The Brassica species include an important group of crops and provide opportunities for studying the evolutionary consequences of polyploidy. They are related to Arabidopsis thaliana, for which the first complete plant genome sequence was obtained and their genomes show extensive, although imperfect, conserved synteny with that of A. thaliana. A large number of EST sequences, derived from a range of different Brassica species, are available in the public database, but no public microarray resource has so far been developed for these species.
We assembled unigenes using ~800,000 EST sequences, mainly from three species: B. napus, B. rapa and B. oleracea. The assembly was conducted with the aim of co-assembling ESTs of orthologous genes (including homoeologous pairs of genes in B. napus from each of the A and C genomes), but resolving assemblies of paralogous, or paleo-homoeologous, genes (i.e. the genes related by the ancestral genome triplication observed in diploid Brassica species). 90,864 unique sequence assemblies were developed. These were incorporated into the BAC sequence annotation for the Brassica rapa Genome Sequencing Project, enabling the identification of cognate genomic sequences for a proportion of them. A 60-mer oligo microarray comprising 94,558 probes was developed using the unigene sequences. Gene expression was analysed in reciprocal resynthesised B. napus lines and the B. oleracea and B. rapa lines used to produce them. The analysis showed that significant expression could consistently be detected in leaf tissue for 35,386 unigenes. Expression was detected across all four genotypes for 27,355 unigenes, genome-specific expression patterns were observed for 7,851 unigenes and 180 unigenes displayed other classes of expression pattern. Principal component analysis (PCA) clearly resolved the individual microarray datasets for B. rapa, B. oleracea and resynthesised B. napus.

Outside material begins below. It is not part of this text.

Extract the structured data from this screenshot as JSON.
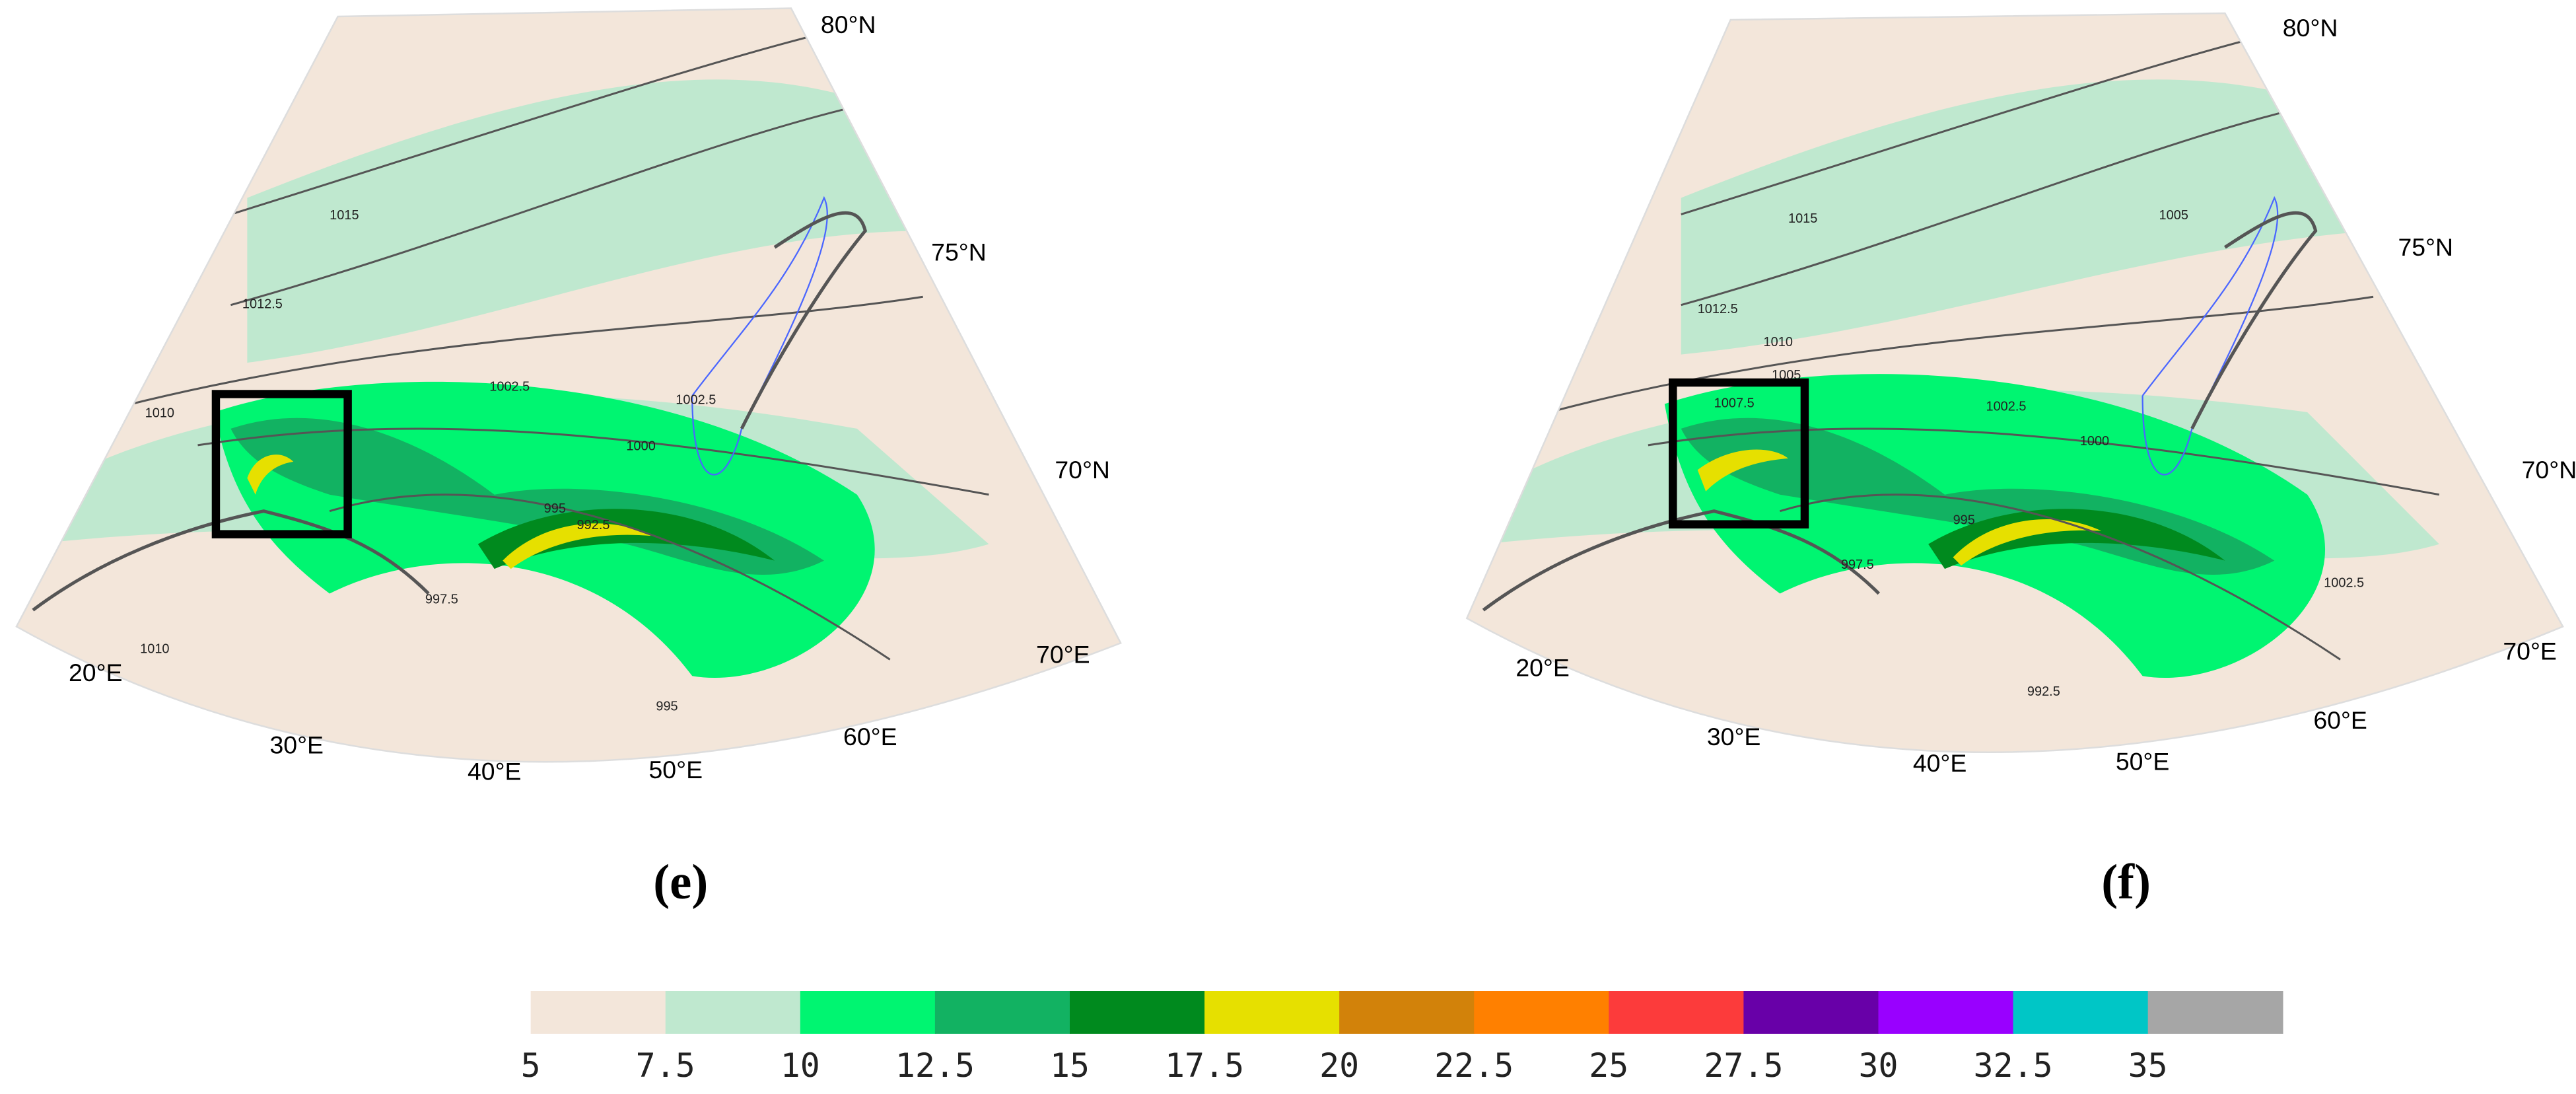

Quantitative differences in expression were observed between the resynthesised B. napus lines for 98 unigenes, most of which could be classified into non-additive expression patterns, including 17 that showed cytoplasm-specific patterns. We further characterized the unigenes for which A genome-specific expression was observed and cognate genomic sequences could be identified. Ten of these unigenes were found to be Brassica-specific sequences, including two that originate from complex loci comprising gene clusters.
We succeeded in developing a Brassica community microarray resource. Although expression can be measured for the majority of unigenes across species, there were numerous probes that reported in a genome-specific manner. We anticipate that some proportion of these will represent species-specific transcripts and the remainder will be the consequence of variation of sequences within the regions represented by the array probes. Our studies demonstrated that the datasets obtained from the arrays can be used for typical analyses, including PCA and the analysis of differential expression. We have also demonstrated that Brassica-specific transcripts identified in silico in the sequence assembly of public EST database accessions are indeed reported by the array. These would not be detectable using arrays designed using A. thaliana sequences.